At the same time, a group implementing content marketing should also be posting what Venngage calls “actionable and how-to content” to drive up non-referral traffic to its website. To create this kind of content, it’s important to consider what the audience has mentioned they’re struggling with and then write researched articles to help them overcome those struggles. These articles can be loaded with quality, related keywords that help Google’s algorithm recommend the how-to article when people search for related topics.
Even then, Google still won’t rank a fledgling website that uses broad keywords like “leadership” highly. New websites should instead use more specific subcategories like “management skills” to increase their prevalence and carve out a unique authoritative niche.

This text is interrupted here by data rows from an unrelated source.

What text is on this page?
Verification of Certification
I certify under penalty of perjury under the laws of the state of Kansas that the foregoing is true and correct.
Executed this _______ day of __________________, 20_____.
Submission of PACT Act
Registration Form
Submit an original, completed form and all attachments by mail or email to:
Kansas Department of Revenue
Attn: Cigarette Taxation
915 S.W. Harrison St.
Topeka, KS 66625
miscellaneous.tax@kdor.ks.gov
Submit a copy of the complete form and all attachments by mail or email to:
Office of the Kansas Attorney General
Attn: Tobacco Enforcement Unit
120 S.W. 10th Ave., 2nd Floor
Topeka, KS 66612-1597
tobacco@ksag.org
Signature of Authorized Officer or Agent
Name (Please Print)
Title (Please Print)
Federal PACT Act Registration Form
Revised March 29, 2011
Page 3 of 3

The last element to success in content marketing is promotion. At most companies and organizations, people spend more time creating new content than promoting the content they’ve already created. In fact, Khoja’s analysis of works by other content marketers shows that only 500 out of 5,000 articles — just 10 percent — of the content on their website generates most of their traffic. The rule she gives her team at Venngage to solve this problem is if content takes a day to make, they should spend two to three days promoting it.
Ultimately, the goal of any good content marketer is ensuring the impactful, long-term growth of their association or company. By keeping association goals in mind, conducting proper market research, emphasizing the drive for authority and extensively promoting its content, your organization can increase online membership recruitment with its content marketing strategy.